This is a C++/Cuda implementation of a wet foam model based on the work by Durian. The program can be used to simulate two and three dimensional foams in different conditions. More information of the physics of the simulation can be found in this thesis written about it.

• array.params: File for controlling the inputs of an array job on the cluster
• incl/: External dependencies of the program
• input_parameters.json: File for controlling the inputs of the simulation
• LICENSE: The license of the program
• makefile: Makefile for building the program
• README: This file
• scripts/: Scripts for running the program on triton cluster and various scripts for plotting data
• src/: Source files

• Linux environment
• GPU with compute capability 7.x or higher (e.g. Volta V100)¹
• Cuda 10.1.243 or higher²
• gcc 6.5.0 or higher²

The program can be built with the accompanying makefile. It contains three rules to choose from:

make
make debug
make clean

The first rule should normally be used to build the simulation. It builds an optimized executable to bin/optimized/cubble.

The second rule can be used to build a very slow version of the code for debugging. Note that this version is extremely slow compared to the optimized version, since the GPU and CPU are synchronized between every GPU call and additionally all the compiler optimizations are turned off. The debug executable can be found in bin/debug/cubble.

The third rule removes the contents of the bin directory, i.e. it's a glorified rm -rf bin/.

Once the binary has been compiled, it can be found in bin/xxx/cubble, where xxx depends on the build target. The program takes the path to the input file as an argument. By default it's called input_parameters.json. Thus, running the program is as simple as typing

bin/optimized/cubble input_parameters.json

assuming you've built the optimized version and are running the program from the base directory.

Read the comments inside the input file for more information on what each input variable does. Adding new inputs is easy: just add them to the input json and then access them from the source code. The source code does not care about any extra variables in the input file, so new variables can be added freely and they do nothing, if they're not accessed from the source code.
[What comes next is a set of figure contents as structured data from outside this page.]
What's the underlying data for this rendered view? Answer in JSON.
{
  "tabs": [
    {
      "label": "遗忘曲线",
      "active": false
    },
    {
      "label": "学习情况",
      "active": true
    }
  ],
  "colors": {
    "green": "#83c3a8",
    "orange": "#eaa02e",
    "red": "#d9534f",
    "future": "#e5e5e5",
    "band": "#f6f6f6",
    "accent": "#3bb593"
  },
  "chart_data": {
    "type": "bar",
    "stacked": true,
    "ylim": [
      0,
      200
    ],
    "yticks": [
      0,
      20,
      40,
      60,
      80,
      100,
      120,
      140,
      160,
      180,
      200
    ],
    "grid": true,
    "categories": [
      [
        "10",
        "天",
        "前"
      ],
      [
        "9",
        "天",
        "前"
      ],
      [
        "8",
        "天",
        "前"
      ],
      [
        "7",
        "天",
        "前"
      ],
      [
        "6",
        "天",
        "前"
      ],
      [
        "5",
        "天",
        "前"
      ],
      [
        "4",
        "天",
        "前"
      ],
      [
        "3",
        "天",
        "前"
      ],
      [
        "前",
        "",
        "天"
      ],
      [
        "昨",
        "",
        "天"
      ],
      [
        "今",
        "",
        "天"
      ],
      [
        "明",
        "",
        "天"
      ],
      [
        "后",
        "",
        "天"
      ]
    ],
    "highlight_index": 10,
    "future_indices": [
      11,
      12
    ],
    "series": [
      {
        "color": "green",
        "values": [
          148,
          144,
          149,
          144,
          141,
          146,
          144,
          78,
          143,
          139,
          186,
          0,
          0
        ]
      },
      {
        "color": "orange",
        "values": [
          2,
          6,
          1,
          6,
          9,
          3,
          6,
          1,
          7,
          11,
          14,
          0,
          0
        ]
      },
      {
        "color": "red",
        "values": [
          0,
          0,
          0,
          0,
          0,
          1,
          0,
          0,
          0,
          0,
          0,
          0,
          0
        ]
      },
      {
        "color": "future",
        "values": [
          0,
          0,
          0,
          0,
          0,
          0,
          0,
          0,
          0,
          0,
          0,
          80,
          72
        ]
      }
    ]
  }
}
One should not change the names of the variables in the input file, unless the names are changed in the source as well. In other words, the names of the input variables are hard coded in the source code.

The best way to learn and understand what each variable does is to see where it is used in the program, change it slightly and see how it affects the simulation. Some care should be taken however, as some values are essentially meaningless, like negative values for the physical parameters of the foam (e.g. kappa, K, phi, etc.). Some values are also coupled with your running environment, i.e. you should not save snapshots frequently if you have low disk space or use very large simulation sizes (bubbles.numStart $\ge 10^7$) if your GPU doesn't have a lot of memory.

Profiling the program is an involved process and you should be sure to know what you're doing before starting it. Make sure to read the available documentation on Nsight-systems and Nsight-compute thoroughly before starting. If cudaProfilerApi is to be used with profiling, one can pass the command line argument PROFILE=-DPROFILE to make when compiling the optimized version of the code. There are points in the source code between which profiling data is collected, if the flag has been passed to the code. These can be moved around at will, given that you know what you're doing.

You can use cuda-gdb to debug the program. For this you need to build the program with the debug rule, i.e. make debug. Since the debug version of the program is painfully slow, it can be time consuming to debug the simulation if the input size is large. I recommend always checking if the problem or bug manifests itself with a smaller problem size, e.g. $10^4$ bubbles.